Bella began to panic. What if Jacob had decided to make a break for it? Sure, he _seemed_ like he was doing better. He was more himself more of the time, and ever since the third morning on the road when he'd offered to drive for a while, she'd felt safer – she'd felt as though _he_ was safer. She looked down at her feet and the fairy lights, out at the city that sparkled and pulsed with life too.

He _was_ doing better. She hadn't even needed to hold onto him all night last night; she'd felt her grip slacken, even in sleep, and she'd felt him breathe beside her, turn his head and stay right where he was, and in the morning he'd been there, he'd been fine, but _Oh,_ maybe that was it, maybe she'd let her grip slacken and right now he was…

Bella was grateful that he came out of the building a moment later - a moment before she could start hyperventilating.

He smiled, said sorry for the wait, handed her a neat plastic square.

She looked down at her shiny new driver's license, thought _A little too shiny, maybe,_ caught sight of her shiny new date of birth, frowned.

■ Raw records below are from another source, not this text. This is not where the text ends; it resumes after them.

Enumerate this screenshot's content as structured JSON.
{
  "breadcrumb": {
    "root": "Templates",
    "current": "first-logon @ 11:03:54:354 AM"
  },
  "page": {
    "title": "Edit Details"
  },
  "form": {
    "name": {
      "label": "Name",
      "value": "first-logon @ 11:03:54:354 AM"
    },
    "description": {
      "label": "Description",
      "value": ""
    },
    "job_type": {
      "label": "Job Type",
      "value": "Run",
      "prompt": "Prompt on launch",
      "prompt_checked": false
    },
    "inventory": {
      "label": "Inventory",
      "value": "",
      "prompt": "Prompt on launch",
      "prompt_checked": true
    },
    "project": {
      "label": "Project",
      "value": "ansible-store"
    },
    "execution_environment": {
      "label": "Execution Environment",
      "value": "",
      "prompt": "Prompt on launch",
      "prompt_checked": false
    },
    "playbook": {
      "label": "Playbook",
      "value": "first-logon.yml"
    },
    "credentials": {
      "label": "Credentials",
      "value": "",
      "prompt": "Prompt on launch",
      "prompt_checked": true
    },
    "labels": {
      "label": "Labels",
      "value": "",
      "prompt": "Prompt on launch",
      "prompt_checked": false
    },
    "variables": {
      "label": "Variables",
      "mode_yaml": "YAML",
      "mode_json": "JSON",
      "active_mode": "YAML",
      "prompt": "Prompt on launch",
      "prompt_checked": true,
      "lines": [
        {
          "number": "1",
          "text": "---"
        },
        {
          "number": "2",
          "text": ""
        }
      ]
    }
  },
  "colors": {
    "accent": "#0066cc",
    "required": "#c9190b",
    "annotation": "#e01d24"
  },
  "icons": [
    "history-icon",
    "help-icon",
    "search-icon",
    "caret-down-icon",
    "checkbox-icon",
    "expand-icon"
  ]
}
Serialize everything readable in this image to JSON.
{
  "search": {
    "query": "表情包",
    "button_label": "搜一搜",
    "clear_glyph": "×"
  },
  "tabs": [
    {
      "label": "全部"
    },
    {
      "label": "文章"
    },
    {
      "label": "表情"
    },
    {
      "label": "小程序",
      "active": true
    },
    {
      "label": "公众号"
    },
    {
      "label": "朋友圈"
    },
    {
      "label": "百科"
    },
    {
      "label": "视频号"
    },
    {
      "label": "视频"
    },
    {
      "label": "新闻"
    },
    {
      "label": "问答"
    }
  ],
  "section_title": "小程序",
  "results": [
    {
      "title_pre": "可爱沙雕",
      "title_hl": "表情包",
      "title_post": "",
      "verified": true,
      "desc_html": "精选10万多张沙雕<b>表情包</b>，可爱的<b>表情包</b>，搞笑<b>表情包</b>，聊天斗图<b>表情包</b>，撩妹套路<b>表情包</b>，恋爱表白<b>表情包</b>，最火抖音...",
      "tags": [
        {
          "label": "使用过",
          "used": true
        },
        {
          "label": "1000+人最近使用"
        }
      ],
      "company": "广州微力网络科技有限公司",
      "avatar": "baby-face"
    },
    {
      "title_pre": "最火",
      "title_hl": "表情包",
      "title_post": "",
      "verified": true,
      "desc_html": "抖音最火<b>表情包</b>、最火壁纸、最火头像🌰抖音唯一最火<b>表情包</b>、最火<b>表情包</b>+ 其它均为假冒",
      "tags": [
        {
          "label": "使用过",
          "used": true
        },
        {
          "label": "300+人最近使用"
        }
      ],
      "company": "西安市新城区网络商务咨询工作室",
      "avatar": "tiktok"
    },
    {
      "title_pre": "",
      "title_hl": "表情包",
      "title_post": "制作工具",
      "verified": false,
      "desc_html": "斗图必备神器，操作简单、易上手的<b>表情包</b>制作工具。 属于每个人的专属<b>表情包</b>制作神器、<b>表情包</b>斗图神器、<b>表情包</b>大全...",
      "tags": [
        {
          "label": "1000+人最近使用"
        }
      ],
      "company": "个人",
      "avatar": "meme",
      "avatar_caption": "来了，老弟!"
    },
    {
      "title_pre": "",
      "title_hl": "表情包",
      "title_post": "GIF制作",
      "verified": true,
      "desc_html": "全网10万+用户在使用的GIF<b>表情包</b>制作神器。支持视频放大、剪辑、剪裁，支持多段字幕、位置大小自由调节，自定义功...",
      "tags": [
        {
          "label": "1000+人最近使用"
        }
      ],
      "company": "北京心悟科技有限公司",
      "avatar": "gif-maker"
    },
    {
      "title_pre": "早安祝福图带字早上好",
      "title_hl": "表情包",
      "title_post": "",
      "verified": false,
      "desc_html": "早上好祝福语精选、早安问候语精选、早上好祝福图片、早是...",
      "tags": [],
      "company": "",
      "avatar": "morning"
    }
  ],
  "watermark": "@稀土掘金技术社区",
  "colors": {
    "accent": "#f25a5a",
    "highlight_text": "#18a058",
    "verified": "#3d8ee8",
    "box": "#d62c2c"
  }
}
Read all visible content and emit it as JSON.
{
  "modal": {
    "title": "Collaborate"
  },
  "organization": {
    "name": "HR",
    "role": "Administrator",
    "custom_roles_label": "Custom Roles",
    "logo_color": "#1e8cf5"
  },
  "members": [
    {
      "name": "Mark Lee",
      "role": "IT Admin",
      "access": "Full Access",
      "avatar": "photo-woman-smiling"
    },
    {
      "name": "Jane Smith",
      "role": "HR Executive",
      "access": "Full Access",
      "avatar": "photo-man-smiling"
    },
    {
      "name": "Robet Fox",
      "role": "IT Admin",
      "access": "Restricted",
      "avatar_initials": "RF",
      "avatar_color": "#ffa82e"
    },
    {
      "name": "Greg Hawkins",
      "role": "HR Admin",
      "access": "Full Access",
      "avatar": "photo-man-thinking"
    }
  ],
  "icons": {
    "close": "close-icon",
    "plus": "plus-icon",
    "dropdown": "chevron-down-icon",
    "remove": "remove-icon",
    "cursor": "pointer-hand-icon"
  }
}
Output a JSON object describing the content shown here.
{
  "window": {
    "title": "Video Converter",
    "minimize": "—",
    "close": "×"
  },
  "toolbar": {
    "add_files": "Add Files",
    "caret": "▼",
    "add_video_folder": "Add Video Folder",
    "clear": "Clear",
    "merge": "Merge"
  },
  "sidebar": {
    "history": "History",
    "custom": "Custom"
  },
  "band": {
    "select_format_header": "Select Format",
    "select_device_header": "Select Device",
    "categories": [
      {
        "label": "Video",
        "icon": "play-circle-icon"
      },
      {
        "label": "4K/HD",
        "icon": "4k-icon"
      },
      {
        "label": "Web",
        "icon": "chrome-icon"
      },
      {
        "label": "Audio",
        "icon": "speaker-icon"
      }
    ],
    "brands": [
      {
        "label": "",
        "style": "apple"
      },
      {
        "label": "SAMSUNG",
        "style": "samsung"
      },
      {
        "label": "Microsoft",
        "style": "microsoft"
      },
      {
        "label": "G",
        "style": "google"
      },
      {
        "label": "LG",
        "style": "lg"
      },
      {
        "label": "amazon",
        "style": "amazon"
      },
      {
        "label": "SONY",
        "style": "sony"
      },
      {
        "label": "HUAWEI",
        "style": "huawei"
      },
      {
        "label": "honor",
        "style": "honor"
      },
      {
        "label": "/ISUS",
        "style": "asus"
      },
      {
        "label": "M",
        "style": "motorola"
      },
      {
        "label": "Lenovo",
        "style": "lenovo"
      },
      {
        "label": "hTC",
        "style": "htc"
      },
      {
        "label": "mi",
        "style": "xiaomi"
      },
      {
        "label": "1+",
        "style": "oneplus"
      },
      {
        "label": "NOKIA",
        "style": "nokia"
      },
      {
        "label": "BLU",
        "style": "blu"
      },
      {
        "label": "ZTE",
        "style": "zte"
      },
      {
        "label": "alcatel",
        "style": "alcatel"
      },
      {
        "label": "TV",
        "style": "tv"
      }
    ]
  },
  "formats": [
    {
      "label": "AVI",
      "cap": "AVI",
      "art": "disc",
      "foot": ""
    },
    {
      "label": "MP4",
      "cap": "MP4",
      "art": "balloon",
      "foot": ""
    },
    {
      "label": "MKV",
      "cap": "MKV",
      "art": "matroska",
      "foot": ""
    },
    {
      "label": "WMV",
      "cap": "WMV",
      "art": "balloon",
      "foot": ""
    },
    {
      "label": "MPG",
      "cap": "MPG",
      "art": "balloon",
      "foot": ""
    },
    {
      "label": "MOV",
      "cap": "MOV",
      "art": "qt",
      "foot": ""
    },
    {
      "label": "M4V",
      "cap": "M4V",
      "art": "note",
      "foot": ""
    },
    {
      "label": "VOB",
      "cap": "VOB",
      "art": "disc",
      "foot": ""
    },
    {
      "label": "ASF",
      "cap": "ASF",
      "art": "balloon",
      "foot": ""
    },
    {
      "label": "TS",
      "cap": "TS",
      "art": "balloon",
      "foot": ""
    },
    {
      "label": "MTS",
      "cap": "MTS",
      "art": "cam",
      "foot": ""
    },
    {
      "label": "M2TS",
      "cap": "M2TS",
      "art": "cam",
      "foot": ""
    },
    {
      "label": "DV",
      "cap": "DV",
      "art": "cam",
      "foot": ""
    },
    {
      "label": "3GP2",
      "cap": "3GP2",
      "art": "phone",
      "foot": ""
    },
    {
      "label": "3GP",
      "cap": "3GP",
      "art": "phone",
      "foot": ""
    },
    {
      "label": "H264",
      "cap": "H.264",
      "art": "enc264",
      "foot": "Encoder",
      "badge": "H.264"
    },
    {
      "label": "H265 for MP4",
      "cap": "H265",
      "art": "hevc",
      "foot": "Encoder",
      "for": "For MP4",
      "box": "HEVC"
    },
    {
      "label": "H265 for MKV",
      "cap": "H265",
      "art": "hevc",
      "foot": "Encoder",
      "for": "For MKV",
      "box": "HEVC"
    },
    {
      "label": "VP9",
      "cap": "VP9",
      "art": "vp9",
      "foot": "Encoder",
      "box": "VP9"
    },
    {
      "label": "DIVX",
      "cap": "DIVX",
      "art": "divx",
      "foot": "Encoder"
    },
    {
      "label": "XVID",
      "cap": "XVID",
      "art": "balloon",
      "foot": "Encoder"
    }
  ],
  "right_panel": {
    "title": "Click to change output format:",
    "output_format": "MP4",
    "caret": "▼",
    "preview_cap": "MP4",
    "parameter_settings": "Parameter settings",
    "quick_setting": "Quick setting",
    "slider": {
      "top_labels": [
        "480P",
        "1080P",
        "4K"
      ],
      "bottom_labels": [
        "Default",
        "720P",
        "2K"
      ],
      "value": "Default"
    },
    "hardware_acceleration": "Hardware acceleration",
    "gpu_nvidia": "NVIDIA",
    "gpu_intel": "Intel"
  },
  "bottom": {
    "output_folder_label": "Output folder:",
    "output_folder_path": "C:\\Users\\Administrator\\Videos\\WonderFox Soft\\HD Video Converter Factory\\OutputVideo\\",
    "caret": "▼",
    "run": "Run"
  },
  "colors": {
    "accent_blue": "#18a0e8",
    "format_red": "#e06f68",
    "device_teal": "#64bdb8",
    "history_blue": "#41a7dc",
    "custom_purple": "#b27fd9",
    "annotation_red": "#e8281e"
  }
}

"I'm eighteen. Yesterday."

Jacob grinned, started walking the long, shadowy path to the car. "Well," he called back. "I wanted to make sure you were of age in case we decide to cross the border."

Bella hurried to catch up with him, spoke hurriedly too. "I _am_ of age. I'm a hell of a lot more of age than eighteen yesterday!"

Jacob grinned again, shrugged his shoulders. "Okay, so you may have lost a few months. No biggie."

He was walking fast, spinning his own plastic square between his thumb and forefinger.

Bella's eyes narrowed. "Let me see that," she snapped, and she lunged, almost stumbled, yanked his license out of his hand.

Jacob was laughing before she even looked.

"_You're twenty-nine?_" she squealed. "What the hell is that about?"

Jacob shook his head, still laughing, pretended to have trouble snatching his driver's license back out of Bella's hands. "Wellllll…" he said, trying his best to keep a straight face. "By rights I should be forty-five and you should be eleven and three quarters… but I figured we don't need to draw that kind of attention to ourselves."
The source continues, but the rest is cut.